Archdeaconry of Whakatu
Blenheim

Archdeaconry of Motueka
Motueka

Archdeaconry of Te Tai Poutini
Takaka
Hokitika

Archdeaconry of Otautahi

Archdeaconry of Otepoti
Dunedin

Archdeaconry of Murihiku
Mataura
Invercargill

Structure
Te Pīhopatanga is governed by the Hui Amorangi, a representative synod that meets annually. The Executive Committee meets four times a year, as well as the meeting of the Hui Amorangi Trust Board.

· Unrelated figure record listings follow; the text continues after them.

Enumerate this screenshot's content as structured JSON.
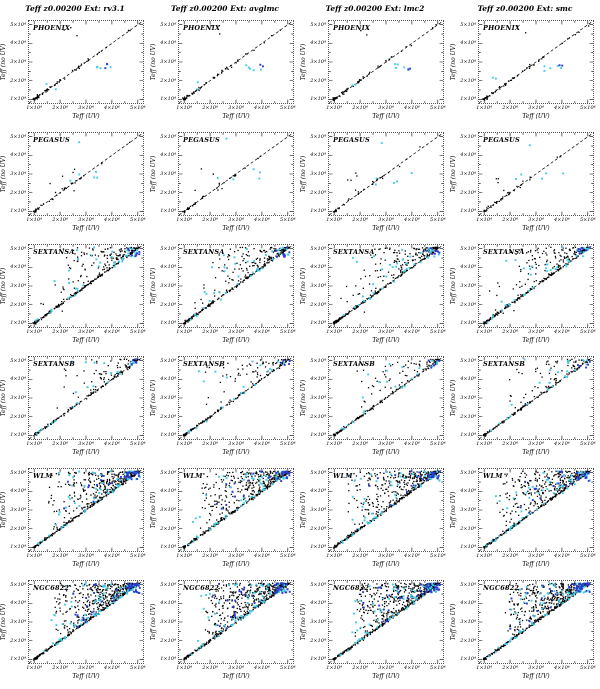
{
  "figure": {
    "column_titles": [
      "Teff z0.00200 Ext: rv3.1",
      "Teff z0.00200 Ext: avglmc",
      "Teff z0.00200 Ext: lmc2",
      "Teff z0.00200 Ext: smc"
    ],
    "row_labels": [
      "PHOENIX",
      "PEGASUS",
      "SEXTANSA",
      "SEXTANSB",
      "WLM",
      "NGC6822"
    ]
  },
  "chart_data": {
    "type": "scatter",
    "layout": {
      "rows": 6,
      "cols": 4,
      "legend": "none",
      "grid_lines": "off"
    },
    "xlabel": "Teff (UV)",
    "ylabel": "Teff (no UV)",
    "xlim": [
      8000,
      52000
    ],
    "ylim": [
      8000,
      52000
    ],
    "tick_values_kelvin": [
      10000,
      20000,
      30000,
      40000,
      50000
    ],
    "tick_labels": [
      "1×10⁴",
      "2×10⁴",
      "3×10⁴",
      "4×10⁴",
      "5×10⁴"
    ],
    "reference_line": {
      "type": "one-to-one diagonal",
      "dash": true,
      "color": "#000000"
    },
    "colors": {
      "black": "#000000",
      "cyan": "#3fcde8",
      "blue": "#2a3bd0"
    },
    "units_note": "point model values in units of 10^4 K",
    "row_point_model": {
      "PHOENIX": [
        {
          "kind": "diag",
          "n": 55,
          "min": 1.0,
          "max": 3.3,
          "pow": 2.0,
          "jitter": 0.05,
          "color": "black"
        },
        {
          "kind": "diag",
          "n": 6,
          "min": 3.4,
          "max": 5.0,
          "pow": 1.0,
          "jitter": 0.04,
          "color": "black"
        },
        {
          "kind": "box",
          "n": 3,
          "x": [
            1.9,
            2.7
          ],
          "y": [
            4.4,
            5.0
          ],
          "color": "black"
        },
        {
          "kind": "box",
          "n": 5,
          "x": [
            3.3,
            4.0
          ],
          "y": [
            2.5,
            2.9
          ],
          "color": "cyan"
        },
        {
          "kind": "box",
          "n": 2,
          "x": [
            3.7,
            4.05
          ],
          "y": [
            2.6,
            2.95
          ],
          "color": "blue"
        },
        {
          "kind": "box",
          "n": 2,
          "x": [
            1.3,
            1.9
          ],
          "y": [
            1.5,
            2.2
          ],
          "color": "cyan"
        }
      ],
      "PEGASUS": [
        {
          "kind": "diag",
          "n": 32,
          "min": 1.0,
          "max": 3.1,
          "pow": 1.8,
          "jitter": 0.05,
          "color": "black"
        },
        {
          "kind": "box",
          "n": 6,
          "x": [
            1.4,
            2.6
          ],
          "y": [
            1.9,
            3.3
          ],
          "color": "black"
        },
        {
          "kind": "diag",
          "n": 3,
          "min": 3.3,
          "max": 4.9,
          "pow": 1.0,
          "jitter": 0.06,
          "color": "black"
        },
        {
          "kind": "box",
          "n": 3,
          "x": [
            3.0,
            4.3
          ],
          "y": [
            2.5,
            3.3
          ],
          "color": "cyan"
        },
        {
          "kind": "box",
          "n": 2,
          "x": [
            2.2,
            2.9
          ],
          "y": [
            2.2,
            3.0
          ],
          "color": "cyan"
        },
        {
          "kind": "box",
          "n": 1,
          "x": [
            2.6,
            3.0
          ],
          "y": [
            4.5,
            5.0
          ],
          "color": "cyan"
        }
      ],
      "SEXTANSA": [
        {
          "kind": "diag",
          "n": 150,
          "min": 1.0,
          "max": 5.0,
          "pow": 1.6,
          "jitter": 0.04,
          "color": "black"
        },
        {
          "kind": "cloud",
          "n": 140,
          "x": [
            2.0,
            5.05
          ],
          "xbias": 0.7,
          "pow": 1.0,
          "color": "black"
        },
        {
          "kind": "cloud",
          "n": 22,
          "x": [
            1.5,
            5.0
          ],
          "xbias": 0.8,
          "pow": 1.0,
          "color": "cyan"
        },
        {
          "kind": "diag",
          "n": 14,
          "min": 1.1,
          "max": 4.6,
          "pow": 1.3,
          "jitter": 0.06,
          "color": "cyan"
        },
        {
          "kind": "box",
          "n": 8,
          "x": [
            1.2,
            2.2
          ],
          "y": [
            1.5,
            3.2
          ],
          "color": "black"
        },
        {
          "kind": "box",
          "n": 9,
          "x": [
            4.55,
            5.08
          ],
          "y": [
            4.55,
            5.08
          ],
          "color": "blue"
        },
        {
          "kind": "box",
          "n": 6,
          "x": [
            4.55,
            5.08
          ],
          "y": [
            4.55,
            5.08
          ],
          "color": "cyan"
        }
      ],
      "SEXTANSB": [
        {
          "kind": "diag",
          "n": 110,
          "min": 1.0,
          "max": 5.0,
          "pow": 1.7,
          "jitter": 0.04,
          "color": "black"
        },
        {
          "kind": "cloud",
          "n": 70,
          "x": [
            1.8,
            5.05
          ],
          "xbias": 0.75,
          "pow": 1.0,
          "color": "black"
        },
        {
          "kind": "cloud",
          "n": 10,
          "x": [
            1.5,
            4.8
          ],
          "xbias": 0.8,
          "pow": 1.0,
          "color": "cyan"
        },
        {
          "kind": "diag",
          "n": 10,
          "min": 1.1,
          "max": 4.5,
          "pow": 1.3,
          "jitter": 0.06,
          "color": "cyan"
        },
        {
          "kind": "box",
          "n": 5,
          "x": [
            4.6,
            5.08
          ],
          "y": [
            4.6,
            5.08
          ],
          "color": "blue"
        },
        {
          "kind": "box",
          "n": 3,
          "x": [
            4.6,
            5.08
          ],
          "y": [
            4.6,
            5.08
          ],
          "color": "cyan"
        }
      ],
      "WLM": [
        {
          "kind": "diag",
          "n": 160,
          "min": 1.0,
          "max": 5.0,
          "pow": 1.5,
          "jitter": 0.04,
          "color": "black"
        },
        {
          "kind": "cloud",
          "n": 300,
          "x": [
            1.5,
            5.05
          ],
          "xbias": 0.75,
          "pow": 0.95,
          "color": "black"
        },
        {
          "kind": "cloud",
          "n": 35,
          "x": [
            1.3,
            5.0
          ],
          "xbias": 0.8,
          "pow": 0.95,
          "color": "cyan"
        },
        {
          "kind": "diag",
          "n": 20,
          "min": 1.1,
          "max": 4.8,
          "pow": 1.3,
          "jitter": 0.06,
          "color": "cyan"
        },
        {
          "kind": "cloud",
          "n": 18,
          "x": [
            2.0,
            5.0
          ],
          "xbias": 0.75,
          "pow": 0.95,
          "color": "blue"
        },
        {
          "kind": "box",
          "n": 14,
          "x": [
            4.55,
            5.08
          ],
          "y": [
            4.55,
            5.08
          ],
          "color": "blue"
        },
        {
          "kind": "box",
          "n": 8,
          "x": [
            4.55,
            5.08
          ],
          "y": [
            4.55,
            5.08
          ],
          "color": "cyan"
        }
      ],
      "NGC6822": [
        {
          "kind": "diag",
          "n": 170,
          "min": 1.0,
          "max": 5.0,
          "pow": 1.4,
          "jitter": 0.04,
          "color": "black"
        },
        {
          "kind": "cloud",
          "n": 400,
          "x": [
            1.8,
            5.05
          ],
          "xbias": 0.8,
          "pow": 1.1,
          "color": "black"
        },
        {
          "kind": "cloud",
          "n": 45,
          "x": [
            1.5,
            5.0
          ],
          "xbias": 0.8,
          "pow": 1.0,
          "color": "cyan"
        },
        {
          "kind": "diag",
          "n": 25,
          "min": 1.2,
          "max": 4.8,
          "pow": 1.2,
          "jitter": 0.06,
          "color": "cyan"
        },
        {
          "kind": "cloud",
          "n": 25,
          "x": [
            2.0,
            5.0
          ],
          "xbias": 0.8,
          "pow": 1.0,
          "color": "blue"
        },
        {
          "kind": "box",
          "n": 18,
          "x": [
            4.55,
            5.08
          ],
          "y": [
            4.55,
            5.08
          ],
          "color": "blue"
        },
        {
          "kind": "box",
          "n": 10,
          "x": [
            4.55,
            5.08
          ],
          "y": [
            4.55,
            5.08
          ],
          "color": "cyan"
        }
      ]
    },
    "panels": [
      {
        "row": "PHOENIX",
        "col": 0,
        "seed": 101
      },
      {
        "row": "PHOENIX",
        "col": 1,
        "seed": 102
      },
      {
        "row": "PHOENIX",
        "col": 2,
        "seed": 103
      },
      {
        "row": "PHOENIX",
        "col": 3,
        "seed": 104
      },
      {
        "row": "PEGASUS",
        "col": 0,
        "seed": 105
      },
      {
        "row": "PEGASUS",
        "col": 1,
        "seed": 106
      },
      {
        "row": "PEGASUS",
        "col": 2,
        "seed": 107
      },
      {
        "row": "PEGASUS",
        "col": 3,
        "seed": 108
      },
      {
        "row": "SEXTANSA",
        "col": 0,
        "seed": 109
      },
      {
        "row": "SEXTANSA",
        "col": 1,
        "seed": 110
      },
      {
        "row": "SEXTANSA",
        "col": 2,
        "seed": 111
      },
      {
        "row": "SEXTANSA",
        "col": 3,
        "seed": 112
      },
      {
        "row": "SEXTANSB",
        "col": 0,
        "seed": 113
      },
      {
        "row": "SEXTANSB",
        "col": 1,
        "seed": 114
      },
      {
        "row": "SEXTANSB",
        "col": 2,
        "seed": 115
      },
      {
        "row": "SEXTANSB",
        "col": 3,
        "seed": 116
      },
      {
        "row": "WLM",
        "col": 0,
        "seed": 117
      },
      {
        "row": "WLM",
        "col": 1,
        "seed": 118
      },
      {
        "row": "WLM",
        "col": 2,
        "seed": 119
      },
      {
        "row": "WLM",
        "col": 3,
        "seed": 120
      },
      {
        "row": "NGC6822",
        "col": 0,
        "seed": 121
      },
      {
        "row": "NGC6822",
        "col": 1,
        "seed": 122
      },
      {
        "row": "NGC6822",
        "col": 2,
        "seed": 123
      },
      {
        "row": "NGC6822",
        "col": 3,
        "seed": 124
      }
    ]
  }
}
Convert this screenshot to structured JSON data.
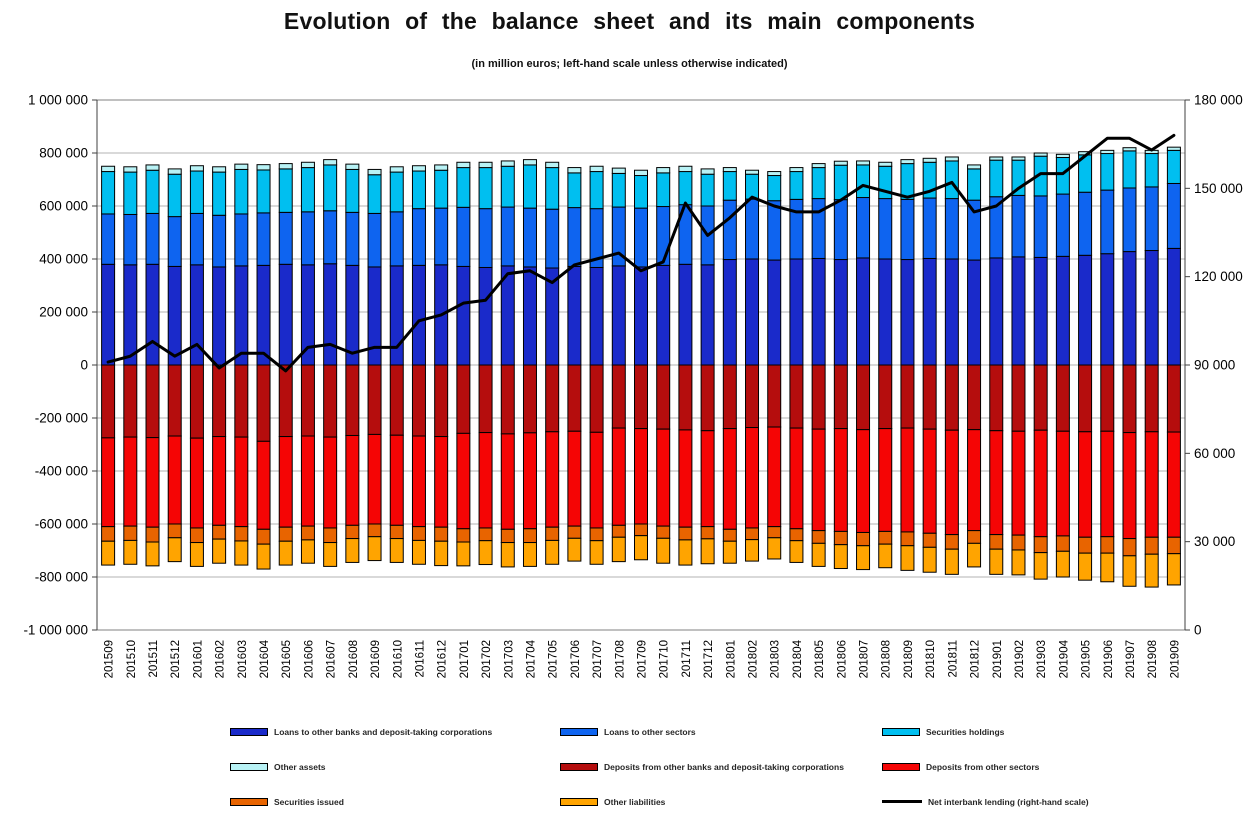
{
  "chart_data": {
    "type": "bar",
    "subtype": "stacked-bar-with-line-combo",
    "title": "Evolution of the balance sheet and its main components",
    "subtitle": "(in million euros; left-hand scale unless otherwise indicated)",
    "grid": "horizontal-on",
    "legend_position": "bottom-3-columns",
    "categories": [
      "201509",
      "201510",
      "201511",
      "201512",
      "201601",
      "201602",
      "201603",
      "201604",
      "201605",
      "201606",
      "201607",
      "201608",
      "201609",
      "201610",
      "201611",
      "201612",
      "201701",
      "201702",
      "201703",
      "201704",
      "201705",
      "201706",
      "201707",
      "201708",
      "201709",
      "201710",
      "201711",
      "201712",
      "201801",
      "201802",
      "201803",
      "201804",
      "201805",
      "201806",
      "201807",
      "201808",
      "201809",
      "201810",
      "201811",
      "201812",
      "201901",
      "201902",
      "201903",
      "201904",
      "201905",
      "201906",
      "201907",
      "201908",
      "201909"
    ],
    "left_axis": {
      "min": -1000000,
      "max": 1000000,
      "step": 200000,
      "ticks": [
        "1 000 000",
        "800 000",
        "600 000",
        "400 000",
        "200 000",
        "0",
        "-200 000",
        "-400 000",
        "-600 000",
        "-800 000",
        "-1 000 000"
      ]
    },
    "right_axis": {
      "min": 0,
      "max": 180000,
      "step": 30000,
      "ticks": [
        "180 000",
        "150 000",
        "120 000",
        "90 000",
        "60 000",
        "30 000",
        "0"
      ]
    },
    "bar_series": [
      {
        "name": "Loans to other banks and deposit-taking corporations",
        "color": "#1A2ACA",
        "stack": "assets",
        "values": [
          380000,
          378000,
          380000,
          372000,
          378000,
          370000,
          374000,
          376000,
          380000,
          378000,
          382000,
          376000,
          370000,
          374000,
          376000,
          378000,
          372000,
          368000,
          374000,
          370000,
          366000,
          372000,
          368000,
          374000,
          370000,
          376000,
          380000,
          378000,
          398000,
          400000,
          396000,
          400000,
          402000,
          398000,
          404000,
          400000,
          398000,
          402000,
          400000,
          396000,
          404000,
          408000,
          406000,
          410000,
          414000,
          420000,
          428000,
          432000,
          440000
        ]
      },
      {
        "name": "Loans to other sectors",
        "color": "#0E64F0",
        "stack": "assets",
        "values": [
          190000,
          190000,
          192000,
          188000,
          194000,
          195000,
          196000,
          198000,
          196000,
          200000,
          200000,
          200000,
          202000,
          204000,
          214000,
          214000,
          223000,
          222000,
          222000,
          222000,
          222000,
          222000,
          222000,
          222000,
          222000,
          222000,
          225000,
          222000,
          224000,
          226000,
          224000,
          225000,
          226000,
          226000,
          228000,
          228000,
          227000,
          228000,
          228000,
          226000,
          231000,
          232000,
          232000,
          235000,
          238000,
          240000,
          240000,
          240000,
          245000
        ]
      },
      {
        "name": "Securities holdings",
        "color": "#00BFF0",
        "stack": "assets",
        "values": [
          160000,
          160000,
          163000,
          160000,
          160000,
          163000,
          168000,
          162000,
          164000,
          167000,
          173000,
          162000,
          146000,
          150000,
          142000,
          143000,
          150000,
          155000,
          154000,
          163000,
          157000,
          131000,
          140000,
          127000,
          123000,
          127000,
          125000,
          120000,
          108000,
          94000,
          95000,
          105000,
          117000,
          130000,
          123000,
          122000,
          135000,
          135000,
          142000,
          118000,
          138000,
          133000,
          150000,
          138000,
          141000,
          138000,
          140000,
          126000,
          125000
        ]
      },
      {
        "name": "Other assets",
        "color": "#B8F2F5",
        "stack": "assets",
        "values": [
          20000,
          20000,
          20000,
          20000,
          20000,
          20000,
          20000,
          20000,
          20000,
          20000,
          20000,
          20000,
          20000,
          20000,
          20000,
          20000,
          20000,
          20000,
          20000,
          20000,
          20000,
          20000,
          20000,
          20000,
          20000,
          20000,
          20000,
          20000,
          15000,
          15000,
          15000,
          15000,
          15000,
          15000,
          15000,
          15000,
          15000,
          15000,
          15000,
          15000,
          12000,
          12000,
          12000,
          12000,
          12000,
          12000,
          12000,
          12000,
          12000
        ]
      },
      {
        "name": "Deposits from other banks and deposit-taking corporations",
        "color": "#B50D0D",
        "stack": "liabilities",
        "values": [
          -275000,
          -272000,
          -274000,
          -268000,
          -276000,
          -270000,
          -272000,
          -288000,
          -270000,
          -268000,
          -272000,
          -266000,
          -262000,
          -265000,
          -268000,
          -270000,
          -258000,
          -255000,
          -260000,
          -256000,
          -252000,
          -250000,
          -254000,
          -238000,
          -240000,
          -242000,
          -245000,
          -248000,
          -240000,
          -236000,
          -234000,
          -238000,
          -242000,
          -240000,
          -244000,
          -240000,
          -238000,
          -242000,
          -246000,
          -244000,
          -248000,
          -250000,
          -246000,
          -250000,
          -252000,
          -250000,
          -255000,
          -252000,
          -253000
        ]
      },
      {
        "name": "Deposits from other sectors",
        "color": "#F50505",
        "stack": "liabilities",
        "values": [
          -335000,
          -336000,
          -338000,
          -332000,
          -339000,
          -335000,
          -338000,
          -332000,
          -342000,
          -340000,
          -343000,
          -339000,
          -338000,
          -340000,
          -342000,
          -342000,
          -360000,
          -360000,
          -360000,
          -362000,
          -360000,
          -358000,
          -361000,
          -367000,
          -360000,
          -366000,
          -367000,
          -362000,
          -380000,
          -379000,
          -376000,
          -380000,
          -383000,
          -388000,
          -388000,
          -388000,
          -392000,
          -393000,
          -394000,
          -381000,
          -392000,
          -392000,
          -402000,
          -395000,
          -398000,
          -398000,
          -400000,
          -398000,
          -397000
        ]
      },
      {
        "name": "Securities issued",
        "color": "#E86400",
        "stack": "liabilities",
        "values": [
          -55000,
          -54000,
          -56000,
          -52000,
          -55000,
          -52000,
          -54000,
          -56000,
          -53000,
          -52000,
          -55000,
          -50000,
          -48000,
          -50000,
          -52000,
          -53000,
          -50000,
          -48000,
          -50000,
          -52000,
          -50000,
          -46000,
          -48000,
          -45000,
          -44000,
          -46000,
          -48000,
          -46000,
          -45000,
          -44000,
          -42000,
          -45000,
          -48000,
          -50000,
          -50000,
          -48000,
          -52000,
          -53000,
          -55000,
          -48000,
          -55000,
          -56000,
          -60000,
          -58000,
          -60000,
          -62000,
          -65000,
          -64000,
          -62000
        ]
      },
      {
        "name": "Other liabilities",
        "color": "#FFA400",
        "stack": "liabilities",
        "values": [
          -90000,
          -90000,
          -90000,
          -90000,
          -90000,
          -91000,
          -91000,
          -94000,
          -90000,
          -88000,
          -90000,
          -90000,
          -90000,
          -90000,
          -90000,
          -92000,
          -90000,
          -90000,
          -92000,
          -90000,
          -90000,
          -86000,
          -89000,
          -92000,
          -91000,
          -94000,
          -95000,
          -94000,
          -83000,
          -81000,
          -80000,
          -82000,
          -87000,
          -90000,
          -90000,
          -89000,
          -93000,
          -94000,
          -95000,
          -89000,
          -95000,
          -94000,
          -100000,
          -97000,
          -102000,
          -108000,
          -115000,
          -124000,
          -118000
        ]
      }
    ],
    "line_series": {
      "name": "Net interbank lending (right-hand scale)",
      "color": "#000000",
      "axis": "right",
      "values": [
        91000,
        93000,
        98000,
        93000,
        97000,
        89000,
        94000,
        94000,
        88000,
        96000,
        97000,
        94000,
        96000,
        96000,
        105000,
        107000,
        111000,
        112000,
        121000,
        122000,
        118000,
        124000,
        126000,
        128000,
        122000,
        125000,
        145000,
        134000,
        140000,
        147000,
        144000,
        142000,
        142000,
        146000,
        151000,
        149000,
        147000,
        149000,
        152000,
        142000,
        144000,
        150000,
        155000,
        155000,
        161000,
        167000,
        167000,
        163000,
        168000
      ]
    }
  }
}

Te Pīhopatanga comes under the episcopal leadership of te Pīhopa o (the Bishop of) Te Waipounamu.

Bishop
The first Pīhopa o (Bishop of) Te Waipounmau was John Gray, who was consecrated bishop in 1996 and died in November 2015.

Richard Wallace was nominated at the Electoral College of 23–25 September 2016 to be the second Pīhopa o (Bishop of) Te Waipounamu. He was duly consecrated on 21 January 2017 and installed that month.